According to ISO 31000, risk is the “effect of uncertainty on objectives” and an effect is a positive or negative deviation from what is expected.
Some people say positive risk, to avoid opportunity. I say we should be able to set our nomenclature within the confines our project management.
I love the process thought that you have beautifully presented.
A lot of us in project management have been "institutionalized" to think that risks can be opportunities. I think it’s the new politically correct form of mental gymnastics that has allowed the redefinition of a ‘negative risk’ as an opportunity and a ‘negative opportunity’ as a risk, which blurs the meaning of or differences between the two words.
And you are absolutely correct, Michael, that the management of Opportunity is already included in the SWOT analysis.
Stéphane Parent
Self Employed / Semi-retired| Leader Maker
Prince Edward Island, Canada
SWOT is a useful tool to identify internal opportunities. You need other processes to properly manage opportunities.. SWOT won't help you with external opportunities.
You can accept, exploit, enhance or share opportunities.
Stéphane, I'm with you. Vocabulary should be perceived within its context. That is why there comes a glossary with almost every standard or method or tool.
Chad Millette
Course Director| School of Systems and Logistics Air Force Institute of Technology (AFIT)
Beavercreek Township, Oh, United States
If your intention was to poke at the PMI definition that risk can have both positive and negative consequences; I completely agree. If your intention is to minimize the role that opportunity management can play in effective project management, then I disagree.

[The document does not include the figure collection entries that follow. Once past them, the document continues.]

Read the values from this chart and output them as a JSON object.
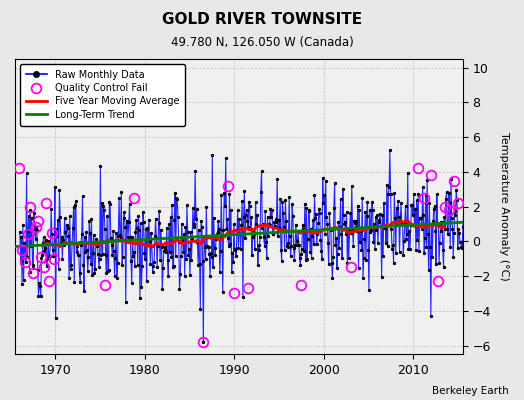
{
  "title": "GOLD RIVER TOWNSITE",
  "subtitle": "49.780 N, 126.050 W (Canada)",
  "ylabel": "Temperature Anomaly (°C)",
  "credit": "Berkeley Earth",
  "xlim": [
    1965.5,
    2015.5
  ],
  "ylim": [
    -6.5,
    10.5
  ],
  "yticks": [
    -6,
    -4,
    -2,
    0,
    2,
    4,
    6,
    8,
    10
  ],
  "xticks": [
    1970,
    1980,
    1990,
    2000,
    2010
  ],
  "background_color": "#e8e8e8",
  "plot_bg_color": "#f0f0f0",
  "seed": 12
}
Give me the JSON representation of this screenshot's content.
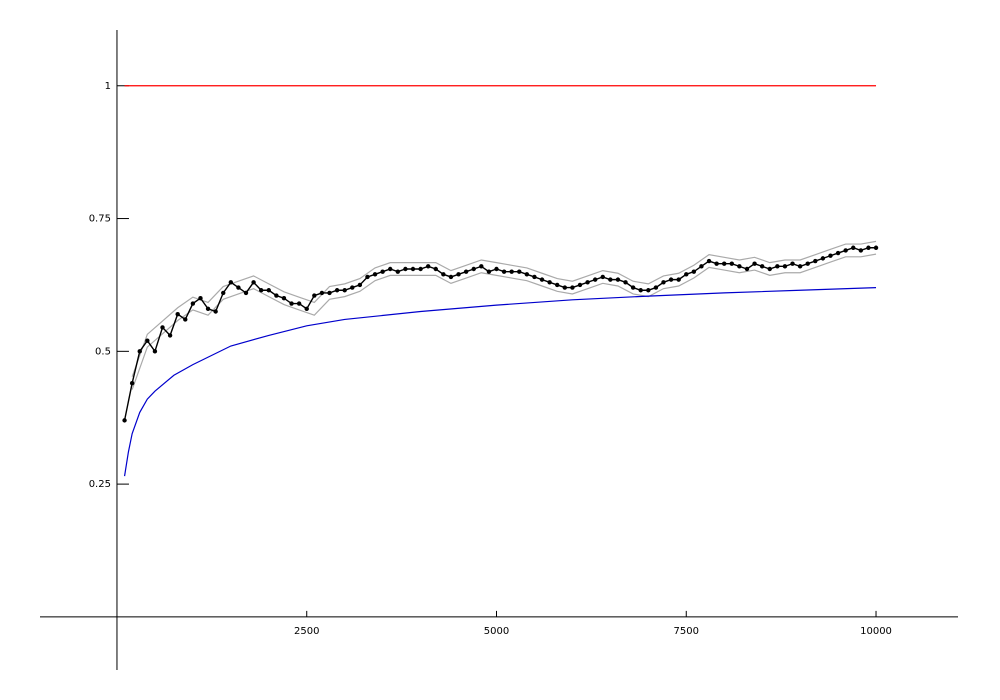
{
  "chart_data": {
    "type": "line",
    "xlim": [
      -1014,
      11080
    ],
    "ylim": [
      -0.1,
      1.105
    ],
    "xticks": [
      2500,
      5000,
      7500,
      10000
    ],
    "yticks": [
      0.25,
      0.5,
      0.75,
      1
    ],
    "series": [
      {
        "color": "#aaaaaa",
        "marker": false,
        "x": [
          200,
          400,
          600,
          800,
          1000,
          1200,
          1400,
          1600,
          1800,
          2000,
          2200,
          2400,
          2600,
          2800,
          3000,
          3200,
          3400,
          3600,
          3800,
          4000,
          4200,
          4400,
          4600,
          4800,
          5000,
          5200,
          5400,
          5600,
          5800,
          6000,
          6200,
          6400,
          6600,
          6800,
          7000,
          7200,
          7400,
          7600,
          7800,
          8000,
          8200,
          8400,
          8600,
          8800,
          9000,
          9200,
          9400,
          9600,
          9800,
          10000
        ],
        "values": [
          0.452,
          0.532,
          0.557,
          0.582,
          0.602,
          0.592,
          0.622,
          0.632,
          0.642,
          0.627,
          0.612,
          0.602,
          0.592,
          0.622,
          0.627,
          0.637,
          0.657,
          0.667,
          0.667,
          0.667,
          0.667,
          0.652,
          0.662,
          0.672,
          0.667,
          0.662,
          0.657,
          0.647,
          0.637,
          0.632,
          0.642,
          0.652,
          0.647,
          0.632,
          0.627,
          0.642,
          0.647,
          0.662,
          0.682,
          0.677,
          0.672,
          0.677,
          0.667,
          0.672,
          0.672,
          0.682,
          0.692,
          0.702,
          0.702,
          0.707
        ]
      },
      {
        "color": "#aaaaaa",
        "marker": false,
        "x": [
          200,
          400,
          600,
          800,
          1000,
          1200,
          1400,
          1600,
          1800,
          2000,
          2200,
          2400,
          2600,
          2800,
          3000,
          3200,
          3400,
          3600,
          3800,
          4000,
          4200,
          4400,
          4600,
          4800,
          5000,
          5200,
          5400,
          5600,
          5800,
          6000,
          6200,
          6400,
          6600,
          6800,
          7000,
          7200,
          7400,
          7600,
          7800,
          8000,
          8200,
          8400,
          8600,
          8800,
          9000,
          9200,
          9400,
          9600,
          9800,
          10000
        ],
        "values": [
          0.428,
          0.508,
          0.533,
          0.558,
          0.578,
          0.568,
          0.598,
          0.608,
          0.618,
          0.603,
          0.588,
          0.578,
          0.568,
          0.598,
          0.603,
          0.613,
          0.633,
          0.643,
          0.643,
          0.643,
          0.643,
          0.628,
          0.638,
          0.648,
          0.643,
          0.638,
          0.633,
          0.623,
          0.613,
          0.608,
          0.618,
          0.628,
          0.623,
          0.608,
          0.603,
          0.618,
          0.623,
          0.638,
          0.658,
          0.653,
          0.648,
          0.653,
          0.643,
          0.648,
          0.648,
          0.658,
          0.668,
          0.678,
          0.678,
          0.683
        ]
      },
      {
        "color": "#000000",
        "marker": true,
        "x": [
          100,
          200,
          300,
          400,
          500,
          600,
          700,
          800,
          900,
          1000,
          1100,
          1200,
          1300,
          1400,
          1500,
          1600,
          1700,
          1800,
          1900,
          2000,
          2100,
          2200,
          2300,
          2400,
          2500,
          2600,
          2700,
          2800,
          2900,
          3000,
          3100,
          3200,
          3300,
          3400,
          3500,
          3600,
          3700,
          3800,
          3900,
          4000,
          4100,
          4200,
          4300,
          4400,
          4500,
          4600,
          4700,
          4800,
          4900,
          5000,
          5100,
          5200,
          5300,
          5400,
          5500,
          5600,
          5700,
          5800,
          5900,
          6000,
          6100,
          6200,
          6300,
          6400,
          6500,
          6600,
          6700,
          6800,
          6900,
          7000,
          7100,
          7200,
          7300,
          7400,
          7500,
          7600,
          7700,
          7800,
          7900,
          8000,
          8100,
          8200,
          8300,
          8400,
          8500,
          8600,
          8700,
          8800,
          8900,
          9000,
          9100,
          9200,
          9300,
          9400,
          9500,
          9600,
          9700,
          9800,
          9900,
          10000
        ],
        "values": [
          0.37,
          0.44,
          0.5,
          0.52,
          0.5,
          0.545,
          0.53,
          0.57,
          0.56,
          0.59,
          0.6,
          0.58,
          0.575,
          0.61,
          0.63,
          0.62,
          0.61,
          0.63,
          0.615,
          0.615,
          0.605,
          0.6,
          0.59,
          0.59,
          0.58,
          0.605,
          0.61,
          0.61,
          0.615,
          0.615,
          0.62,
          0.625,
          0.64,
          0.645,
          0.65,
          0.655,
          0.65,
          0.655,
          0.655,
          0.655,
          0.66,
          0.655,
          0.645,
          0.64,
          0.645,
          0.65,
          0.655,
          0.66,
          0.65,
          0.655,
          0.65,
          0.65,
          0.65,
          0.645,
          0.64,
          0.635,
          0.63,
          0.625,
          0.62,
          0.62,
          0.625,
          0.63,
          0.635,
          0.64,
          0.635,
          0.635,
          0.63,
          0.62,
          0.615,
          0.615,
          0.62,
          0.63,
          0.635,
          0.635,
          0.645,
          0.65,
          0.66,
          0.67,
          0.665,
          0.665,
          0.665,
          0.66,
          0.655,
          0.665,
          0.66,
          0.655,
          0.66,
          0.66,
          0.665,
          0.66,
          0.665,
          0.67,
          0.675,
          0.68,
          0.685,
          0.69,
          0.695,
          0.69,
          0.695,
          0.695
        ]
      },
      {
        "color": "#0000cc",
        "marker": false,
        "x": [
          100,
          150,
          200,
          300,
          400,
          500,
          750,
          1000,
          1500,
          2000,
          2500,
          3000,
          4000,
          5000,
          6000,
          7000,
          8000,
          9000,
          10000
        ],
        "values": [
          0.265,
          0.31,
          0.345,
          0.385,
          0.41,
          0.425,
          0.455,
          0.475,
          0.51,
          0.53,
          0.548,
          0.56,
          0.575,
          0.587,
          0.597,
          0.604,
          0.61,
          0.615,
          0.62
        ]
      },
      {
        "color": "#ff0000",
        "marker": false,
        "x": [
          100,
          10000
        ],
        "values": [
          1,
          1
        ]
      }
    ]
  }
}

I think PMI's definition blurs the distinction between trying to reduce the likelihood and/or the consequence of some event that would negatively impact our projects - i.e. risk mitigation - and trying to increase the likelihood and/or the consequence of some positive event - i.e. opportunity enhancement.
Notice the terminology...'opportunity enhancement'. I disagree with Mr. Hatfield when he says "the assertion that risk and opportunity are similar...is self-evidently false". They are similar in that they are mirror processes. For each risk handling technique, there is a corollary opportunity handling technique. Where we try to mitigate risks (reduce the likelihood and/or reduce the consequences); we try to enhance opportunities (increase the likelihood and/or increase the consequences). Where we try to transfer risk consequences; in opportunity management, we try to share the opportunity consequences. Where we might decide to avoid a risk as our risk handling strategy; we could try to exploit an opportunity. Finally, similar to accepting a risk (we'll take our chances and see if it happens); we could decide to accept the opportunity.
An often overlooked aspect of good project management is the implementation of a solid risk and opportunity management process. Many projects have a risk management process - it's easy to think of the possible negative things that can happen to our projects. However, fewer projects have a robust opportunity management process where they dedicate resources to identifying, analyzing, and handling potentially positive things that could impact our projects.